The mother of a Manitoba woman killed in a collision involving an alleged drunk driver is speaking out after learning occupants in the other vehicle driven by the accused won’t face any criminal charges.
Jordyn Reimer, 24, who’s from Winnipeg originally and had been living in Brandon, Man. was killed in a two-vehicle crash in the early morning hours of May 1 at the intersection of Bond Street and Kildare Avenue West in Transcona.
She was the designated driver for a group of friends the night the driver of a pickup truck collided with her vehicle in a residential area near where she grew up.
Karen Reimer, Jordyn’s mom, along with members of Jordyn’s family, met with the Manitoba Prosecution Service on Friday and found out the Crown isn’t proceeding with any charges against the occupants of the truck.
“The Crown decided not to prosecute and we’re very unhappy about that,” Reimer said in an interview.
In a media release on May 1, the Winnipeg Police Service (WPS) said the driver and occupants of the vehicle that collided with Jordyn’s fled the scene.
On May 2, WPS investigators announced they had charged Tyler Scott Goodman, now 29, with dangerous driving causing death, impaired driving causing death, and failing to stop at the scene of an accident involving death.
Details of the case and submissions made during a bail hearing for Goodman in May are under a publication ban.
A judge granted him bail on several conditions including living with a surety, not driving, abstaining from alcohol and drugs, and curfew checks.
None of the allegations against Goodman have been tested in court and he’s presumed innocent.
Reimer feels people who get into a vehicle with an impaired driver and leave the scene after a crash should be held accountable.
“Nobody checked on Jordyn, went and looked to see how Jordyn was, nobody called 911,” Reimer said.
In an email, a provincial spokesperson said the WPS submitted its investigation for a Crown opinion as to whether evidence supported criminal charges.
“Manitoba Prosecution Service met with the family (Friday morning) and explained the law as it exists does not support charges against the passengers,” the spokesperson said in an email.
“The criminal charge of failing to remain at the scene of an accident where death results only applies to the “operator” of the vehicle.

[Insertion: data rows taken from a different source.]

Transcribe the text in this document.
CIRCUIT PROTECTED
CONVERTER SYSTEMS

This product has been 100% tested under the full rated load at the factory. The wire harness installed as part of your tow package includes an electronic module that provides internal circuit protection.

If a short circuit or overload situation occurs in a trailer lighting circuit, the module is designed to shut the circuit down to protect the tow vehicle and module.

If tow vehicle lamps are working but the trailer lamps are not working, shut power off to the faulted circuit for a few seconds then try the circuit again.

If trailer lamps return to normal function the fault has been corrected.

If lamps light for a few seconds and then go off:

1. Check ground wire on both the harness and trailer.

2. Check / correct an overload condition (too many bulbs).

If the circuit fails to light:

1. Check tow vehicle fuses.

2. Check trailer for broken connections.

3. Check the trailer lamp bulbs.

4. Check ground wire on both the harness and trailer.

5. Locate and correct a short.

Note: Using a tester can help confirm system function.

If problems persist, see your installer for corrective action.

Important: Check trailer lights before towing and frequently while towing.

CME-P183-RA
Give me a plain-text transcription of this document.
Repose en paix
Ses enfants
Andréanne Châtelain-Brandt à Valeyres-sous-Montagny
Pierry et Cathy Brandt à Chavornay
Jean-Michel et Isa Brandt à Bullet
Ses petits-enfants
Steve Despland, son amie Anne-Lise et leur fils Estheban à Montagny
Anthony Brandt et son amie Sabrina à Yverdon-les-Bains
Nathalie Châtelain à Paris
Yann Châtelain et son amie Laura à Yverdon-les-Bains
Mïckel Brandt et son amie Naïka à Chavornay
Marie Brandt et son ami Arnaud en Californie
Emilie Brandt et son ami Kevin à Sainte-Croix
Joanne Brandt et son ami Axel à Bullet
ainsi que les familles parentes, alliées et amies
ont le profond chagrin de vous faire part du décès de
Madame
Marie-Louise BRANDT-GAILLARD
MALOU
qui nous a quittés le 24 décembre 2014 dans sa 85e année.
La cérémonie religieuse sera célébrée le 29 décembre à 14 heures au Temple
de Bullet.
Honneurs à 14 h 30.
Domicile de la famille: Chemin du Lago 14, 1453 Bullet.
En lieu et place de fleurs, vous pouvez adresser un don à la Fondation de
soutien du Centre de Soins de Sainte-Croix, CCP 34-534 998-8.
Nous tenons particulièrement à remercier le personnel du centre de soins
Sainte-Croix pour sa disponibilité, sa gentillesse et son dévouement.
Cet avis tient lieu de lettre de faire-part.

There is also no evidence that the passengers did or omitted to do anything for the purpose of aiding the driver in committing the offence of failing to remain at the scene.”
“Based on the available evidence the Crown cannot establish that they did or omitted to do anything for the purpose of helping the driver leave the scene (or encouraged him to leave the scene in any way).”
Reimer wants the Crown to revisit the decision not only for her daughter, but for the safety of the wider public.
“We have to be Jordyn’s voice, we have to stand up for Jordyn and fight for accountability,” Reimer said. “Prosecuting can only benefit the greater public in the long run because people are going to think twice about getting in a vehicle with someone they know that is impaired.”
“We’re not making great changes in the statistics of impaired driving and this is one area where I think that we could make a difference.”
Reimer said if current provisions under the Criminal Code won’t allow for prosecution of passengers then changes may be needed.
“The argument is that the law isn’t applicable and if the law needs to be rewritten to be very explicit I guess that’s the next step, is to go to Ottawa and to advocate for that,” she said.
The Crown is proceeding with charges against the mother of the accused, 57-year-old Laurie Lynn Goodman, on one count of obstruction of justice and two counts of accessory after the fact.
Winnipeg police previously said the charges against Laurie Goodman are about allegations untruthful or misleading statements were provided to officers during their investigation.
None of the charges against her have been tested in court and she’s presumed innocent.